Actually there’s a clinical trial slated to begin this year with an experimental vaccine. You can read down further and see how the CDC was also stumped on how this occurred and all sources together determined it was transferred to the scientists wife as an STD. This is kind of scary to say the least.
As mentioned in the article with some climates warming and becoming breeding grounds it’s some thing to be aware of and I feel sorry for the wife of the scientist to have contracted this of course but it was also nice that she shared so the story on this being sexually transmitted was made possible. In 2007 an island was hit with an explosive outbreak of the infection that infected 70% of the population so it has been isolated to a degree, but what would happen if it were to spread? It’s not as deadly as malaria right now but being STD capable is pretty unnerving. Come to think of it, do we need mosquitos? At this point it’s just something that comes to mind if the lack of would destroy our ecosystem? Of course we can’t get rid of them but wonder about limited numbers? BD
Passing on an STD to your wife is not necessarily the kind of thing you want made public. For that matter, have the CDC make public. But when you're the first documented case of an insect-borne disease transmitted through sexual intercourse, you hardly have a choice.

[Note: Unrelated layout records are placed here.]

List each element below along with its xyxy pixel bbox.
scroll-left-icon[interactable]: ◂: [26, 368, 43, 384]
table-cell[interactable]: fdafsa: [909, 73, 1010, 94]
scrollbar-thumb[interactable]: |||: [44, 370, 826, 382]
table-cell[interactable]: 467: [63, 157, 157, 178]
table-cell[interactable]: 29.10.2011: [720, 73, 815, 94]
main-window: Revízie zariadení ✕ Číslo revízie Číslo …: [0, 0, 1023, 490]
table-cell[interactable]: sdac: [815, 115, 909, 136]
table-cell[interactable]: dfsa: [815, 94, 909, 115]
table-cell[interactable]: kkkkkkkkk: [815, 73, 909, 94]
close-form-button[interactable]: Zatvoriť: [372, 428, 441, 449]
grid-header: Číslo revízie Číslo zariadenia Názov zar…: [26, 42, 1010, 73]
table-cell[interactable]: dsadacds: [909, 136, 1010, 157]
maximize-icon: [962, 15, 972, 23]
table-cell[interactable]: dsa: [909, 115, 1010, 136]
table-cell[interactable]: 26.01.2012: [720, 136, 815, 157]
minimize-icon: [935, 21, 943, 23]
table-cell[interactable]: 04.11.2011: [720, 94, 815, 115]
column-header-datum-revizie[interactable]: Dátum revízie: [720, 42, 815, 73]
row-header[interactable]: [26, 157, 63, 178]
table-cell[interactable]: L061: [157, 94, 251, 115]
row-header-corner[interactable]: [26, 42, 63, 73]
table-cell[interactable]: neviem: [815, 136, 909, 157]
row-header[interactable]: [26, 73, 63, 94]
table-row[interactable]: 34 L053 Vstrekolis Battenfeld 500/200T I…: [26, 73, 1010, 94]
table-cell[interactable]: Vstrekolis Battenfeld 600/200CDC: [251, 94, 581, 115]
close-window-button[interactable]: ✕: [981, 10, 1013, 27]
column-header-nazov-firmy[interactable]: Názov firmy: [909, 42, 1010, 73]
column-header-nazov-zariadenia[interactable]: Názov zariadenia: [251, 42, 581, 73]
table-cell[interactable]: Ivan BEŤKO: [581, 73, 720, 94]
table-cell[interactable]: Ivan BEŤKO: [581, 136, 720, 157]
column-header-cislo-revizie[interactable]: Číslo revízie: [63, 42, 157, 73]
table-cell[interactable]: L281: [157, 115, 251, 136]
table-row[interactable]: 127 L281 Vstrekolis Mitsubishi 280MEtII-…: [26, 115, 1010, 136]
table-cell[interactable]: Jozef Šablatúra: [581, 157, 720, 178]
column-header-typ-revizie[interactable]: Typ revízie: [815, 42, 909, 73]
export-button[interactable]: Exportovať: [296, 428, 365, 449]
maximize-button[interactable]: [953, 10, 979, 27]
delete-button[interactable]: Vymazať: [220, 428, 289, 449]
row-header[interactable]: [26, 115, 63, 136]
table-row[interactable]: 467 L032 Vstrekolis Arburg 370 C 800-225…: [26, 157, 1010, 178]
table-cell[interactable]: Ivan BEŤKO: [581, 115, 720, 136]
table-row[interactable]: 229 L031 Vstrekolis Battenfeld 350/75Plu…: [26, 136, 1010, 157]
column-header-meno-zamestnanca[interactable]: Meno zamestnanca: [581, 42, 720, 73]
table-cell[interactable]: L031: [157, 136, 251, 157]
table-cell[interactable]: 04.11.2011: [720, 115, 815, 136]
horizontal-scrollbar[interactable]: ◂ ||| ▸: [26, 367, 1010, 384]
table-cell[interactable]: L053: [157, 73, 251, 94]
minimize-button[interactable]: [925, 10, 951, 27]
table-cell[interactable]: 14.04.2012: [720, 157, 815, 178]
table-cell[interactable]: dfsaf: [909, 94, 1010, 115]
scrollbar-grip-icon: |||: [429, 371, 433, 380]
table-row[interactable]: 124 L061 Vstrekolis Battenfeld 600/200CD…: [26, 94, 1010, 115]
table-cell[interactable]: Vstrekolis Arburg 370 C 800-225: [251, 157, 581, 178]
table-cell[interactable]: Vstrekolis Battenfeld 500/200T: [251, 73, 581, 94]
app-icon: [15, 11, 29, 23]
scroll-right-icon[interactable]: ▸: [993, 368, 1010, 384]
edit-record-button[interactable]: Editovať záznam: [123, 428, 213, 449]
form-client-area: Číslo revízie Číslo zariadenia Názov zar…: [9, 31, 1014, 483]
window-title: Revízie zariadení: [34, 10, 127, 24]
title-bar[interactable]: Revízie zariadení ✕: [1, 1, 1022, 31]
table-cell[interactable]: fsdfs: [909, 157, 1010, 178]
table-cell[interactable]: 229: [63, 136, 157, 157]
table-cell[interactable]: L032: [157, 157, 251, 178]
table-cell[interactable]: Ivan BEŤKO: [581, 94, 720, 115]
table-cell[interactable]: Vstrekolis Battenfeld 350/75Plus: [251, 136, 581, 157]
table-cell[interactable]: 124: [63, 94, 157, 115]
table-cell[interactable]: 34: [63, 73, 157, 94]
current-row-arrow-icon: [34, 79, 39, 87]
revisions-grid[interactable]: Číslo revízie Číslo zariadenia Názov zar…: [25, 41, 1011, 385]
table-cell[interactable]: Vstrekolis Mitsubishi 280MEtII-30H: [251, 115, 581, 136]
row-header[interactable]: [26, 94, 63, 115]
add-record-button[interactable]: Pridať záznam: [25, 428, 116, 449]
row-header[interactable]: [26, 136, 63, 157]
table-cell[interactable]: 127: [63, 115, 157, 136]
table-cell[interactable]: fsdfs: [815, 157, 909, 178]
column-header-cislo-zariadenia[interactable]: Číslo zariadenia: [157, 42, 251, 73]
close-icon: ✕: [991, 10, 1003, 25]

Outside of this guy and his wife seriously taking one for the team, it's fascinating (and scary) how our planet's changing climate forces more and more of these diseases into our lives. For example, rising temperatures are already bringing malaria to new altitudes like Mount Kenya .

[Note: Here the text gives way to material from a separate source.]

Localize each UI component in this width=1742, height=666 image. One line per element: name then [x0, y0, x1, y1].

It not only stumped the two scientists, but many laboratories including the U.S. Centers for Disease Control and Prevention (CDC), whose lab for insect-borne diseases which is near where Foy lives in Fort Collins. A year later the mystery pathogen was deduced over a few rounds of beers--which usually leads to STDs--on a return trip to Senegalr. Both researchers had become infected with Zika.
Not much is known about Zika. Up until 2007, there were only 14 known cases. That year Yap Island was hit with an explosive outbreak that infected over 70% of the island's inhabitants. In comparison to malaria where a child dies in Africa every 43 seconds from the disease. It has gotten so out of hand that some of the solutions border on ridiculous, like this mosquito-zapping laser from TED.